Tuesday, February 18, 2014

Tipping Points


I have an incurable fascination with tipping points, especially those of the historical variety. There’s something alluring about a person or group who arrives at just the right moment in time, at exactly the right place, and manages to change the world we all know. At first glance so much of it seems to be about random chance, about landing in the moment and stumbling into a place in history. But other times, it appears planned. Maybe the person was destined for that specific moment and their shear pursuit of it created their own fate. Or maybe there’s something more—divine intervention or design. That’s why such snapshots of our past are so interesting. Do we make our own fate, or is it laid out in front of us simply to follow?

Not all tipping points are a razors edge. Some are blunted, building through months, decades, or even a lifetime. To me, these are the kind we control, creating our own path through life. History littered with examples like Gandhi, Martin Luther King, Gallileo—individuals striving against unbearable obstacles driven by a sense of purpose that others can only ponder. They made their fate, shaped their future, and in the course changed all of us. I’m sure someone could argue that they were destined for it, but they worked hard at their vision for the world and in the process left us ideas like equality, or an invention like the printing press, or an better understanding of our universe.

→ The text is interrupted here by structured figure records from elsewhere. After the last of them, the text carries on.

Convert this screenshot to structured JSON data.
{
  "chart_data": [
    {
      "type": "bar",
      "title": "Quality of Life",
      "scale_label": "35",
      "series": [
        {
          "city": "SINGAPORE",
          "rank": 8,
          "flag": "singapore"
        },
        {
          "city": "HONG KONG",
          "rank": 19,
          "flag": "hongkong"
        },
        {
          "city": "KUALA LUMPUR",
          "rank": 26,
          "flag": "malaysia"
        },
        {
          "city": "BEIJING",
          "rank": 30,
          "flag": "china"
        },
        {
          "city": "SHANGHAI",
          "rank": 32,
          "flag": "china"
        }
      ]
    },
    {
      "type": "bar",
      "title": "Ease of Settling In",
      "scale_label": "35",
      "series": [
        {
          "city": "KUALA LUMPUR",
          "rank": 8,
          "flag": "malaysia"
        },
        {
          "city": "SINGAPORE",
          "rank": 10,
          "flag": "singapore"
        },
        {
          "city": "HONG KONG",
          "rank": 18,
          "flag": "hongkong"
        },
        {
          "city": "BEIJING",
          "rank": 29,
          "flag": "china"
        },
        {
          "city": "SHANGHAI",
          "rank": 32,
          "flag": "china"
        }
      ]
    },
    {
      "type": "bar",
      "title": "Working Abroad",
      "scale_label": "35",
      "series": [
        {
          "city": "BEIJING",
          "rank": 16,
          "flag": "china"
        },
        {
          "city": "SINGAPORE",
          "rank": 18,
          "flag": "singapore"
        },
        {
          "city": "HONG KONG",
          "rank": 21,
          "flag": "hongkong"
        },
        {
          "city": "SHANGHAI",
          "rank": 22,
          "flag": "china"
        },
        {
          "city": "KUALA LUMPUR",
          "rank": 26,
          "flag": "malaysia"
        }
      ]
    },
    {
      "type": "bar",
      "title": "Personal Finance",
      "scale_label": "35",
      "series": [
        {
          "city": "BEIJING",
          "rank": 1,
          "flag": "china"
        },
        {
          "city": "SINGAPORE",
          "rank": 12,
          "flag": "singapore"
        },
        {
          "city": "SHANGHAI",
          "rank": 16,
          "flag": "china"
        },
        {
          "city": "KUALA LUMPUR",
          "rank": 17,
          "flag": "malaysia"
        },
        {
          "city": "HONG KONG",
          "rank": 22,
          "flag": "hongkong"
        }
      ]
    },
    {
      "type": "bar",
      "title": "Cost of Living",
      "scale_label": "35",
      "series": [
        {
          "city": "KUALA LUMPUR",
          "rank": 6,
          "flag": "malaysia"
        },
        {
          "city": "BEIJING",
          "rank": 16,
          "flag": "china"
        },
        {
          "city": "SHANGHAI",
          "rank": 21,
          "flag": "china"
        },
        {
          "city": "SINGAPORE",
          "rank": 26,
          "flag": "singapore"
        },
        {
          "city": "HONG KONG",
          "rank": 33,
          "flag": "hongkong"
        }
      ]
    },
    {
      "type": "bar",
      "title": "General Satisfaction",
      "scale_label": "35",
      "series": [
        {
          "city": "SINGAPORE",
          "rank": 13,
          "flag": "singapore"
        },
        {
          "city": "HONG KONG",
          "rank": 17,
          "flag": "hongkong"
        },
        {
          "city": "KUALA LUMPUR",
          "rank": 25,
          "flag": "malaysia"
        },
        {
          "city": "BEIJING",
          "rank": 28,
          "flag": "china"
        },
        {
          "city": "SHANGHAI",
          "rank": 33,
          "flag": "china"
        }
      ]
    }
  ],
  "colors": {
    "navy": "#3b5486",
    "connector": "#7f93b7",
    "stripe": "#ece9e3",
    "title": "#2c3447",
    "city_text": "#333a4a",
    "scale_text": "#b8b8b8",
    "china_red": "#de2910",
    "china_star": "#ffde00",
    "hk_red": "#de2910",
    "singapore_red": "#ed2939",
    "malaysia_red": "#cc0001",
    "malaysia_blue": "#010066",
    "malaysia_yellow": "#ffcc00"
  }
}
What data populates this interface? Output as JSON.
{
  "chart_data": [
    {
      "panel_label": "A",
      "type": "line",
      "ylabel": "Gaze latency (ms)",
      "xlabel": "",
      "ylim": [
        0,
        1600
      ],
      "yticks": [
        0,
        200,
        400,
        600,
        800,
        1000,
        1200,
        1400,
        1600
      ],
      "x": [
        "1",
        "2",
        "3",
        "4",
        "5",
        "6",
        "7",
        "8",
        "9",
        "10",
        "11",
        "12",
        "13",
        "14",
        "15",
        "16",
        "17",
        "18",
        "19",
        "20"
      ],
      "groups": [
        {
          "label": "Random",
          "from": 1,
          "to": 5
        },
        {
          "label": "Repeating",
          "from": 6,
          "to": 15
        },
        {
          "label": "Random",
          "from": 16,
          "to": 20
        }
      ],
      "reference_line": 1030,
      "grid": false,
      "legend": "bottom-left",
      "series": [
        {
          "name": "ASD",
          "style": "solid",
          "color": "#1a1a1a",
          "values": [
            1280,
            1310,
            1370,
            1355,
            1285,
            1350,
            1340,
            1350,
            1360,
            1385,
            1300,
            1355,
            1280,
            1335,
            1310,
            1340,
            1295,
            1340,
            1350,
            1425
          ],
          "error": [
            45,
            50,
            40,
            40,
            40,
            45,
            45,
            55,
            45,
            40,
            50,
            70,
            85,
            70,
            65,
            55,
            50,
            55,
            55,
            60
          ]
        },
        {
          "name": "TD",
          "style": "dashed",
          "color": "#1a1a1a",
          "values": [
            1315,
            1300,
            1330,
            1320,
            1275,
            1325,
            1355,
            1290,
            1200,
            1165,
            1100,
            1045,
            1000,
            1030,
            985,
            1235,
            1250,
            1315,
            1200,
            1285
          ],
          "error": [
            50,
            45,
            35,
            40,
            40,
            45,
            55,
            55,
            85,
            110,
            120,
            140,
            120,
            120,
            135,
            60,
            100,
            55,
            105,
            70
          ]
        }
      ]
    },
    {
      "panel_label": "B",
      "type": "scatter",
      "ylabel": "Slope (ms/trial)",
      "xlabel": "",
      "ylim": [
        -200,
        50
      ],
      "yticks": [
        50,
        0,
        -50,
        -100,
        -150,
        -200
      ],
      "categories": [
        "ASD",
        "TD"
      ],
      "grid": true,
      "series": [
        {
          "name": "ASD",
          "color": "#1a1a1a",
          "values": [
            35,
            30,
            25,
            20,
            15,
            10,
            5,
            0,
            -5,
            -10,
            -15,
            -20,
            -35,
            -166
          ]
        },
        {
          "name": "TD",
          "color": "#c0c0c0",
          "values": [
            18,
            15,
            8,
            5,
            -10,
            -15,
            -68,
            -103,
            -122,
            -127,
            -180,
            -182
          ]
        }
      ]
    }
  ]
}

But as a writer, I’m most fascinated with the other kind—the razor’s edge. I love stories about a person running headlong into history and changing the world in the collision. Those are the moments that no one saw coming, sometimes not even those involved. And the best among those are names that have faded until they’re almost forgotten. Maybe the authors of our history texts didn’t deem them worthy, or maybe they didn’t fit the mold we looked for. They were the wrong color, the wrong gender, or fell on the losing side. Imagine the stories we lose if we forget them.

Just a few weeks ago history dusted one of these stories off and thrust it into the mainstream for us all to marvel over. Henrietta Lacks was all but forgotten, a few articles and a documentary trickling out over the past few decades, but nothing commensurate with her contribution to the world. In fact, the only reason she re-surfaced was through a deal her family made with the National Institutes of Health. Henrietta died of cervical cancer when she was just 31, never knowing how she would touch so many lives. And as an African American mother of five, she is just the kind of person that unfortunately history all too often passes by. But in her case she had something special to offer. Cells cultured from her tumor refused to die, something that had not been seen before. Scientists now have an immortal line of cells for research, cells that don’t die off after just a few divisions. The cell line was named HeLa after the first letters in her first and last name, and they have touched so many corners of medical research, from AIDs and HIV, to cancer and even a cure for polio by Jonas Salk. And she never knew.

Not all historical tipping points are as positive. Another historical marvel to emerge should bring tears to all of us, the possibility haunting of what the world might have been without it. In January 1894, a four-year old child broke through the ice in Passau Germany while playing tag with friends. Another young boy was able to pull him out in time, saving him from certain death in a fast flowing river capped by ice. The rescuer became a priest, Father Johann Kuehberger. The boy he saved—Adolf Hitler.

But the tipping point that has fascinated me is something closer to home—ripe with drama and speculation. Officer John Parker was one of four Washington DC metropolitan police officers assigned to protect the president of the United States. And on April 15th 1865, Parker was the officer who drew the detail to stand guard in Ford’s Theater. The rest we know. But what would have happened if Lincoln lived? Can you imagine the America that might have been?